Sunday, July 09, 2006

(4) The Pedlar

The Pedlar is most likely not by Hieronymus Bosch if it is based on a picture in the Dresden Codex. This means that my own previously published article on it is incorrect and incomplete ("The Good Thief imagined as a peddler," in Source 17:2 (1998), p. 4-14). Other paintings on wood from the same tree according to the recent dendrochronological studies might either be copies of paintings by Hieronymus Bosch, or new images, like The Pedlar.

(3) The Prints of Hieronymus Bosch

This blog is a continuation of The Prints of Hieronymus Bosch, published in 2002. In the book a few prints were still attributed to the architect Alart du Hameel, but it now seems more likely that Alart du Hameel was not the author of any prints.

(2) West Indies Landscape

The West Indies Landscape, usually attributed to Jan Mostaert, is more likely from the seventeenth century, most likely from c. 1642 and painted to mark the 150th anniversary of Columbus's first landing.

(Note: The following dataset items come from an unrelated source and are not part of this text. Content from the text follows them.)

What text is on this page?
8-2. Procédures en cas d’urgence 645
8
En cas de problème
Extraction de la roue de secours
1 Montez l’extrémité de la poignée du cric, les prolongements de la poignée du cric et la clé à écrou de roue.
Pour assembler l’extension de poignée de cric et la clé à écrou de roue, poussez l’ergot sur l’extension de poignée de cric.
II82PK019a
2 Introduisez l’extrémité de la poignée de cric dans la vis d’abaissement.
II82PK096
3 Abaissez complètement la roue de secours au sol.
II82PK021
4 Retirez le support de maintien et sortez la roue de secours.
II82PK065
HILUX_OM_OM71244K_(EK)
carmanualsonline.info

It portrays the Dutch and English adventures in New Netherlands and New England in a negative light.
It is true that it is based on a description by Karel van Mander of a lost Mostaert painting, but it appears to have been painted after Van Mander's death as an hommage, to call attention to his having translated Girolamo Benzoni's History of the New World.

(1) Garden of Delights/Jardín de las Delicias

The Garden of Delights/El Jardín de las Delicias cannot be by Hieronymus Bosch (d. 1516) since it includes a Nahuatl chronology from 1519 to 1528. It is not a copy either, since the dates are too large to have been added without making extensive changes to the composition.